During graduate school, Voytas worked with Arabidopsis thaliana, a plant that would become a model research organism. At the time, however, little was known about its genetic make up. Voytas, searching for transposons because of their value in genetic analysis, was the first to find them in Arabidopsis.

"I found a group of elements that are closely related to the retroviruses. At that time, they'd been described in animals and insects, but they were not known to be present in plant genomes," he said. His research was published in 1988 in Nature, one of the most distinguished research journals.

While a postdoctoral fellow at Johns Hopkins University School of Medicine, and as a new faculty member at Iowa State, Voytas continued to study retrotransposons. However, he switched from Arabidopsis to Saccharomyces cerevisiae-- baker's yeast, an easier system to study.

He searched for retrotransposons in the sequence data of yeast, the first non-bacteria whose genome had been completely sequenced. Once again, he discovered a new retrotransposon (called Ty5) and his findings were published in Nature.

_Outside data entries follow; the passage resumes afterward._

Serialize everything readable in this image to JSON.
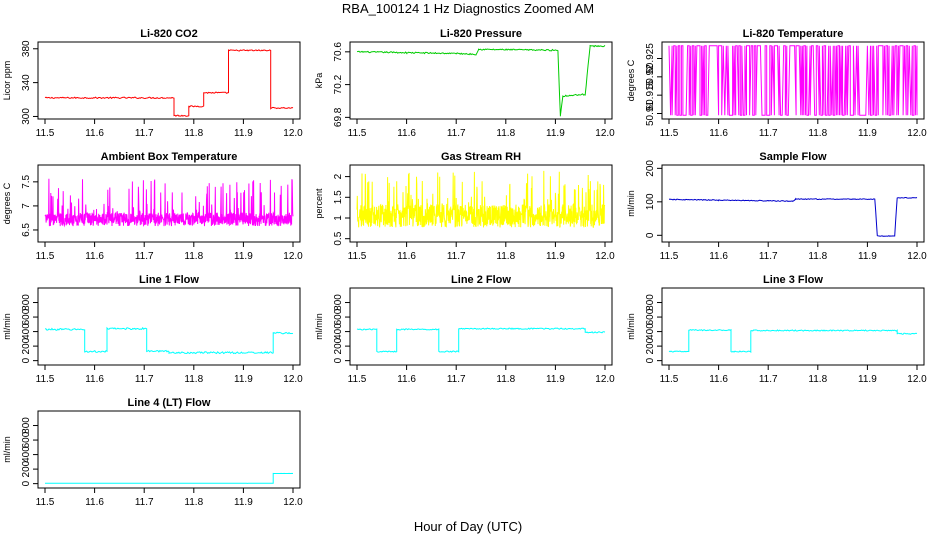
{
  "figure": {
    "title": "RBA_100124  1 Hz Diagnostics Zoomed AM",
    "xlabel": "Hour of Day (UTC)"
  },
  "chart_data": [
    {
      "type": "line",
      "title": "Li-820 CO2",
      "ylabel": "Licor ppm",
      "color": "#ff0000",
      "xlim": [
        11.5,
        12.0
      ],
      "ylim": [
        297,
        388
      ],
      "xticks": [
        "11.5",
        "11.6",
        "11.7",
        "11.8",
        "11.9",
        "12.0"
      ],
      "yticks": [
        300,
        340,
        380
      ],
      "kind": "step",
      "x": [
        11.5,
        11.76,
        11.76,
        11.79,
        11.79,
        11.82,
        11.82,
        11.87,
        11.87,
        11.955,
        11.955,
        12.0
      ],
      "y": [
        322,
        322,
        301,
        301,
        312,
        312,
        328,
        328,
        378,
        378,
        310,
        310
      ],
      "noise": 0.8
    },
    {
      "type": "line",
      "title": "Li-820 Pressure",
      "ylabel": "kPa",
      "color": "#00cc00",
      "xlim": [
        11.5,
        12.0
      ],
      "ylim": [
        69.78,
        70.72
      ],
      "xticks": [
        "11.5",
        "11.6",
        "11.7",
        "11.8",
        "11.9",
        "12.0"
      ],
      "yticks": [
        69.8,
        70.2,
        70.6
      ],
      "kind": "step",
      "x": [
        11.5,
        11.6,
        11.7,
        11.74,
        11.745,
        11.9,
        11.905,
        11.91,
        11.915,
        11.955,
        11.96,
        11.97,
        12.0
      ],
      "y": [
        70.6,
        70.59,
        70.58,
        70.57,
        70.63,
        70.62,
        70.62,
        69.82,
        70.06,
        70.08,
        70.08,
        70.67,
        70.67
      ],
      "noise": 0.008
    },
    {
      "type": "line",
      "title": "Li-820 Temperature",
      "ylabel": "degrees C",
      "color": "#ff00ff",
      "xlim": [
        11.5,
        12.0
      ],
      "ylim": [
        50.9085,
        50.9295
      ],
      "xticks": [
        "11.5",
        "11.6",
        "11.7",
        "11.8",
        "11.9",
        "12.0"
      ],
      "yticks": [
        50.91,
        50.915,
        50.92,
        50.925
      ],
      "kind": "binary",
      "levels": [
        50.9095,
        50.9285
      ],
      "segments": 160
    },
    {
      "type": "line",
      "title": "Ambient Box Temperature",
      "ylabel": "degrees C",
      "color": "#ff00ff",
      "xlim": [
        11.5,
        12.0
      ],
      "ylim": [
        6.25,
        7.85
      ],
      "xticks": [
        "11.5",
        "11.6",
        "11.7",
        "11.8",
        "11.9",
        "12.0"
      ],
      "yticks": [
        6.5,
        7.0,
        7.5
      ],
      "kind": "noisy",
      "base": 6.72,
      "noise": 0.14,
      "spike": 0.9,
      "points": 900
    },
    {
      "type": "line",
      "title": "Gas Stream RH",
      "ylabel": "percent",
      "color": "#ffff00",
      "xlim": [
        11.5,
        12.0
      ],
      "ylim": [
        0.42,
        2.28
      ],
      "xticks": [
        "11.5",
        "11.6",
        "11.7",
        "11.8",
        "11.9",
        "12.0"
      ],
      "yticks": [
        0.5,
        1.0,
        1.5,
        2.0
      ],
      "kind": "noisy",
      "base": 1.05,
      "noise": 0.28,
      "spike": 1.1,
      "points": 900
    },
    {
      "type": "line",
      "title": "Sample Flow",
      "ylabel": "ml/min",
      "color": "#0000cc",
      "xlim": [
        11.5,
        12.0
      ],
      "ylim": [
        -20,
        210
      ],
      "xticks": [
        "11.5",
        "11.6",
        "11.7",
        "11.8",
        "11.9",
        "12.0"
      ],
      "yticks": [
        0,
        100,
        200
      ],
      "kind": "step",
      "x": [
        11.5,
        11.6,
        11.7,
        11.75,
        11.755,
        11.915,
        11.92,
        11.955,
        11.96,
        12.0
      ],
      "y": [
        107,
        105,
        103,
        102,
        108,
        108,
        -2,
        -2,
        112,
        112
      ],
      "noise": 1.2
    },
    {
      "type": "line",
      "title": "Line 1 Flow",
      "ylabel": "ml/min",
      "color": "#00ffff",
      "xlim": [
        11.5,
        12.0
      ],
      "ylim": [
        -60,
        1000
      ],
      "xticks": [
        "11.5",
        "11.6",
        "11.7",
        "11.8",
        "11.9",
        "12.0"
      ],
      "yticks": [
        0,
        200,
        400,
        600,
        800
      ],
      "kind": "step",
      "x": [
        11.5,
        11.58,
        11.58,
        11.625,
        11.625,
        11.705,
        11.705,
        11.75,
        11.75,
        11.96,
        11.96,
        12.0
      ],
      "y": [
        430,
        430,
        125,
        125,
        440,
        440,
        130,
        130,
        110,
        110,
        380,
        380
      ],
      "noise": 12
    },
    {
      "type": "line",
      "title": "Line 2 Flow",
      "ylabel": "ml/min",
      "color": "#00ffff",
      "xlim": [
        11.5,
        12.0
      ],
      "ylim": [
        -60,
        1000
      ],
      "xticks": [
        "11.5",
        "11.6",
        "11.7",
        "11.8",
        "11.9",
        "12.0"
      ],
      "yticks": [
        0,
        200,
        400,
        600,
        800
      ],
      "kind": "step",
      "x": [
        11.5,
        11.54,
        11.54,
        11.58,
        11.58,
        11.665,
        11.665,
        11.705,
        11.705,
        11.96,
        11.96,
        12.0
      ],
      "y": [
        430,
        430,
        125,
        125,
        430,
        430,
        125,
        125,
        440,
        440,
        390,
        390
      ],
      "noise": 8
    },
    {
      "type": "line",
      "title": "Line 3 Flow",
      "ylabel": "ml/min",
      "color": "#00ffff",
      "xlim": [
        11.5,
        12.0
      ],
      "ylim": [
        -60,
        1000
      ],
      "xticks": [
        "11.5",
        "11.6",
        "11.7",
        "11.8",
        "11.9",
        "12.0"
      ],
      "yticks": [
        0,
        200,
        400,
        600,
        800
      ],
      "kind": "step",
      "x": [
        11.5,
        11.54,
        11.54,
        11.625,
        11.625,
        11.665,
        11.665,
        11.96,
        11.96,
        12.0
      ],
      "y": [
        125,
        125,
        420,
        420,
        125,
        125,
        415,
        415,
        370,
        370
      ],
      "noise": 8
    },
    {
      "type": "line",
      "title": "Line 4 (LT) Flow",
      "ylabel": "ml/min",
      "color": "#00ffff",
      "xlim": [
        11.5,
        12.0
      ],
      "ylim": [
        -60,
        1000
      ],
      "xticks": [
        "11.5",
        "11.6",
        "11.7",
        "11.8",
        "11.9",
        "12.0"
      ],
      "yticks": [
        0,
        200,
        400,
        600,
        800
      ],
      "kind": "step",
      "x": [
        11.5,
        11.96,
        11.96,
        12.0
      ],
      "y": [
        5,
        5,
        140,
        140
      ],
      "noise": 1
    }
  ]
}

Voytas wanted to understand how Ty5 determines where in the chromosome to integrate. An important basic biological question, it also has medical applications. Retro-viruses are used in gene therapy because they are natural genetic engineers, inserting their DNA into chromosomes.

"The goal of gene therapy is to eliminate genetic disease, and retroviruses can be manipulated to insert DNA that's therapeutic," Voytas said.

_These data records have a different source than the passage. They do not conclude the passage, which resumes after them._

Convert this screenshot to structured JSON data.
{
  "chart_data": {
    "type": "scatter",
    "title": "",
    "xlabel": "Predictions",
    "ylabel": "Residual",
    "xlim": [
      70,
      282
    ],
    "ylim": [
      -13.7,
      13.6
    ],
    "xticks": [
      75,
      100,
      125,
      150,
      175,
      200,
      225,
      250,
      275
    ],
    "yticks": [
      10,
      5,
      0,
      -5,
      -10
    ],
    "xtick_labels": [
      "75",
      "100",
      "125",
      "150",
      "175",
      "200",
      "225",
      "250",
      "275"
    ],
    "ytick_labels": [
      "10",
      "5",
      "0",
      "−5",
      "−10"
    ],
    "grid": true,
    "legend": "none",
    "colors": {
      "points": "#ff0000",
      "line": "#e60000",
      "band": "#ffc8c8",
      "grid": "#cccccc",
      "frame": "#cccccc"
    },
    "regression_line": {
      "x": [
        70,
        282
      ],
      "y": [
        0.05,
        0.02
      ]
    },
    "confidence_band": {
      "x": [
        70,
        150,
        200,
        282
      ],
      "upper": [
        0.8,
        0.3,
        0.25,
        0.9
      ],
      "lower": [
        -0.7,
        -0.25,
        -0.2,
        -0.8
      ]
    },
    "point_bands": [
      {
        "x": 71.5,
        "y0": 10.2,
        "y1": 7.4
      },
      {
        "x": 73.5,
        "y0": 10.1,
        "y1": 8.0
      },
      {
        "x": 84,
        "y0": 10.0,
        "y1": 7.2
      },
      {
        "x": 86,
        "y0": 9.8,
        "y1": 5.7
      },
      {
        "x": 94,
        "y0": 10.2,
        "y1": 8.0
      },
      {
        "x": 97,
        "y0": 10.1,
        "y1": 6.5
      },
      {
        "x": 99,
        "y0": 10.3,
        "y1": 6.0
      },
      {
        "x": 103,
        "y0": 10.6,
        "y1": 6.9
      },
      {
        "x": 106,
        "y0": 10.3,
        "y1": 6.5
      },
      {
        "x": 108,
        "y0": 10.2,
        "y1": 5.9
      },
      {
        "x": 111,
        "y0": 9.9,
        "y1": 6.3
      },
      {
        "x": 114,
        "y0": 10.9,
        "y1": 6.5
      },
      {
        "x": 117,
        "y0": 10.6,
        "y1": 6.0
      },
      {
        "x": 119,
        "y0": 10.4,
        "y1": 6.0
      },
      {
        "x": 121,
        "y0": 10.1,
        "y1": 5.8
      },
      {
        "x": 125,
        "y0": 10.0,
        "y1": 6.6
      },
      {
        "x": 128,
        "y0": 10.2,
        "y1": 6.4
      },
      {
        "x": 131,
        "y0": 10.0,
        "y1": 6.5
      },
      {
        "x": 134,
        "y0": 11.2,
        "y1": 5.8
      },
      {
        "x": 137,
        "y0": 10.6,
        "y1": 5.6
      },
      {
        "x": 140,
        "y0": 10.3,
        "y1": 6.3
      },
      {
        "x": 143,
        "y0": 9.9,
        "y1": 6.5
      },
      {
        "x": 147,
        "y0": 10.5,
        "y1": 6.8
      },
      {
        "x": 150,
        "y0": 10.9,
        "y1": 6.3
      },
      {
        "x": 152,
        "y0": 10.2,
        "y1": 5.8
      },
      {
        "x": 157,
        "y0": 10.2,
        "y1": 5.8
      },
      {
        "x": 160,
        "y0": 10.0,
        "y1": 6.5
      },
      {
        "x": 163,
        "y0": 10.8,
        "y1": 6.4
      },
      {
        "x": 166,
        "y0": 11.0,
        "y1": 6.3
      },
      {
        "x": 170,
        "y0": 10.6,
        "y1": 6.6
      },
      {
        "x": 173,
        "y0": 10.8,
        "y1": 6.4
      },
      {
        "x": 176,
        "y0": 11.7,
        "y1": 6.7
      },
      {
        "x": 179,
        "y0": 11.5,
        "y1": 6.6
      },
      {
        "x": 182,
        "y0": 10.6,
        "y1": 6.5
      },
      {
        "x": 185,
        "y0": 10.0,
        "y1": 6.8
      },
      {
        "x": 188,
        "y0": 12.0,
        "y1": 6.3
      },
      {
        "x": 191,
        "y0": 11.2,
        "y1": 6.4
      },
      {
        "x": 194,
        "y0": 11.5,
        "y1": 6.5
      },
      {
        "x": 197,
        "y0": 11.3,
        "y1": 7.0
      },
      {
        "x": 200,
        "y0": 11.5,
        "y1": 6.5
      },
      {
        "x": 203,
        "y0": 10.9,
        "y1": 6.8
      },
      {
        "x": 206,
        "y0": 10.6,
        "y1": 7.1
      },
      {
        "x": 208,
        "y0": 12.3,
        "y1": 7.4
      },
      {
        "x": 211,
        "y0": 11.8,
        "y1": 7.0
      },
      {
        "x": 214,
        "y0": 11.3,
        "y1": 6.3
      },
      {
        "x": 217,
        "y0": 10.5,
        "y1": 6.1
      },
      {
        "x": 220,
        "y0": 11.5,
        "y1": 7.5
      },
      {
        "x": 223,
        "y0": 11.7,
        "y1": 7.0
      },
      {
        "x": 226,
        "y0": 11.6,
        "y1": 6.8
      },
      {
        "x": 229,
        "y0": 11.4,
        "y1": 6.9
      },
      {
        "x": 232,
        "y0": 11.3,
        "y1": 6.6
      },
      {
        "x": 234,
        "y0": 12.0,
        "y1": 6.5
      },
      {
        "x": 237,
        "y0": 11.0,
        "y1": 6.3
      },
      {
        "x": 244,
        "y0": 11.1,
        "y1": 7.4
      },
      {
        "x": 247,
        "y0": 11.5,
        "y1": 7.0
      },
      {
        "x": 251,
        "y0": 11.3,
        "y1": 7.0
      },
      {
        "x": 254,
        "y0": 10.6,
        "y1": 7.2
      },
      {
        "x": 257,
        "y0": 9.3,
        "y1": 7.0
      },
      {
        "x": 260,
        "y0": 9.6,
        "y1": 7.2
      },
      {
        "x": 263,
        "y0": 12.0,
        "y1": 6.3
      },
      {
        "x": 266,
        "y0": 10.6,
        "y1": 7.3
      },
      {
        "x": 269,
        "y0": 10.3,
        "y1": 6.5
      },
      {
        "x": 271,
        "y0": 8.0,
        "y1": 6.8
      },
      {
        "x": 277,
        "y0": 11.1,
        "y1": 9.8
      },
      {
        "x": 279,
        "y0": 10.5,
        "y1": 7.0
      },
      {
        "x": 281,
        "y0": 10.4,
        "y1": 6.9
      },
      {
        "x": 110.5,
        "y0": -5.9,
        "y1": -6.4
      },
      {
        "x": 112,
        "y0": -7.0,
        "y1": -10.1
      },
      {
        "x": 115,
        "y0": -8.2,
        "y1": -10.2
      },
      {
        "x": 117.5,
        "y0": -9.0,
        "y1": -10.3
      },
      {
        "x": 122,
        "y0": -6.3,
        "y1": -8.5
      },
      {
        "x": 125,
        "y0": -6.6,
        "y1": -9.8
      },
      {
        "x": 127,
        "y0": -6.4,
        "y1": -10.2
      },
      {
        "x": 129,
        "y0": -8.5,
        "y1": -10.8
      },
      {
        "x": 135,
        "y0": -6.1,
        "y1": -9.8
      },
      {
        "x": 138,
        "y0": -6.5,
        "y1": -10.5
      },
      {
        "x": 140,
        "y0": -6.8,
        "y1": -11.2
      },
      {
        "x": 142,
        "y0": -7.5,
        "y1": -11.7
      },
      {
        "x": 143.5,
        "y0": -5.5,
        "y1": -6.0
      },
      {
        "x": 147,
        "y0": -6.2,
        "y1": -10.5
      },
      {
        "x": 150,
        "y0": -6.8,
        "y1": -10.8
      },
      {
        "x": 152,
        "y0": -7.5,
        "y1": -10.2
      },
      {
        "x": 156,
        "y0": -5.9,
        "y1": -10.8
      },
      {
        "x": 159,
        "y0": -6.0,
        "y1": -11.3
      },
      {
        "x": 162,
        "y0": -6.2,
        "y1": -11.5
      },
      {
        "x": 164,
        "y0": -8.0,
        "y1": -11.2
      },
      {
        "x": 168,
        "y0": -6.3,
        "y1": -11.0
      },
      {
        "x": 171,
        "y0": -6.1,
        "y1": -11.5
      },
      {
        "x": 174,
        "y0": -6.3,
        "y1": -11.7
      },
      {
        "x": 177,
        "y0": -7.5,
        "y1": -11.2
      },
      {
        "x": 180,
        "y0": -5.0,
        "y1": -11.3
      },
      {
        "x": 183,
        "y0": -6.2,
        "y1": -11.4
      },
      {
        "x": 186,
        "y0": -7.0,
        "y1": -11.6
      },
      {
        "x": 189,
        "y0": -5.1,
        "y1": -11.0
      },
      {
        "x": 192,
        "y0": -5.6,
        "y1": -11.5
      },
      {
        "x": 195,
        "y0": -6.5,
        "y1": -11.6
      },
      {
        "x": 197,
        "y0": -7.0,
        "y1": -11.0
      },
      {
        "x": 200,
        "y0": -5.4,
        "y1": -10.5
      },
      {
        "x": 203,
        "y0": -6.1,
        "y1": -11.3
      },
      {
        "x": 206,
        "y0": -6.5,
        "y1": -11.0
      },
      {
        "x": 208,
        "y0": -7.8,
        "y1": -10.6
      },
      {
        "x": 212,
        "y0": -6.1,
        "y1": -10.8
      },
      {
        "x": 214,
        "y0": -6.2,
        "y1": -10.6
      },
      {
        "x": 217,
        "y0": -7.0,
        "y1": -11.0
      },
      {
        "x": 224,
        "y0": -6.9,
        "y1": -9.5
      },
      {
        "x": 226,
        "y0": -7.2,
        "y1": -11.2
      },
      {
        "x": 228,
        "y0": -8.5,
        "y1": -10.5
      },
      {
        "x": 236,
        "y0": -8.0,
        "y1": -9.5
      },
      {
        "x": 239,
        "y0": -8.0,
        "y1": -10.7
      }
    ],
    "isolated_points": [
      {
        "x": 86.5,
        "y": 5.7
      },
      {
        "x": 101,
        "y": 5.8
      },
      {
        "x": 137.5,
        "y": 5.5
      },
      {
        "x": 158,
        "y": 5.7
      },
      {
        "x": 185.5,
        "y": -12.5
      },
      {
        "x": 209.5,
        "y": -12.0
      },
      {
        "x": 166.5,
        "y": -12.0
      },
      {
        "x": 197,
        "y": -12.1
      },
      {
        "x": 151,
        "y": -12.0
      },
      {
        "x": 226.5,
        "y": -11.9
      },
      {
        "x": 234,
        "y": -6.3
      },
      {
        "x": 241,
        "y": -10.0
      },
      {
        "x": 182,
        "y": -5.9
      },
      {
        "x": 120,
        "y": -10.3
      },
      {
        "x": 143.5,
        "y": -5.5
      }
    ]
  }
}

However, retroviruses tend to integrate DNA randomly in the chromosomes. The key is to target precisely where to insert the DNA on the chromosomes. Delivery of a therapeutic gene could also create mutations in genes that are needed for other purposes.

With research funding from the National Institutes of Health and the American Cancer Society, Voytas has made the first big step.

"We've figured out how the retrotransposon works and we can manipulate it to integrate anywhere that we wish," he said.

In another research project, Voytas and his former graduate student, David Wright, identified a group of genetic elements in the Arabidopsis genome data that had all the features of a retrotransposon. However, they have what appears to be an additional gene that is strikingly similar to the gene that distinguishes a retro-transposon from a retrovirus.

"This was pretty exciting because retroviruses had long been studied in humans and vertebrates. In the mid-1990s there was some definitive evidence that retroviruses also existed in insects," Voytas said. "Now we have what appears to be retroviruses in plants -- a whole other kingdom in which they had never been described.

"Now we're back in the lab, testing if these are, in fact, infectious viruses capable of being transmitted from plant to plant," he said.

As in humans, plant retroviruses might be useful for delivering DNA.

"We could perhaps use our targeting work to focus where they integrate on chromosomes and refine methods of viral DNA delivery," he said.

Wright, who earned his Ph.D. in December, received funding from NIH and venture capital to start a company to research and develop retroviruses in plants. Equipped with the patents from Voytas' lab (for gene transfer by plant retroviruses, and the determinants of target specificity) Phytodyne opened in Ames in May 2000.

"Dave's company is trying to move those findings from basic research into the real world to see if they have any applications. We still have considerable research and development ahead," Voytas said. "There's a lot of potential if Dave's retrovirus proves to be infectious."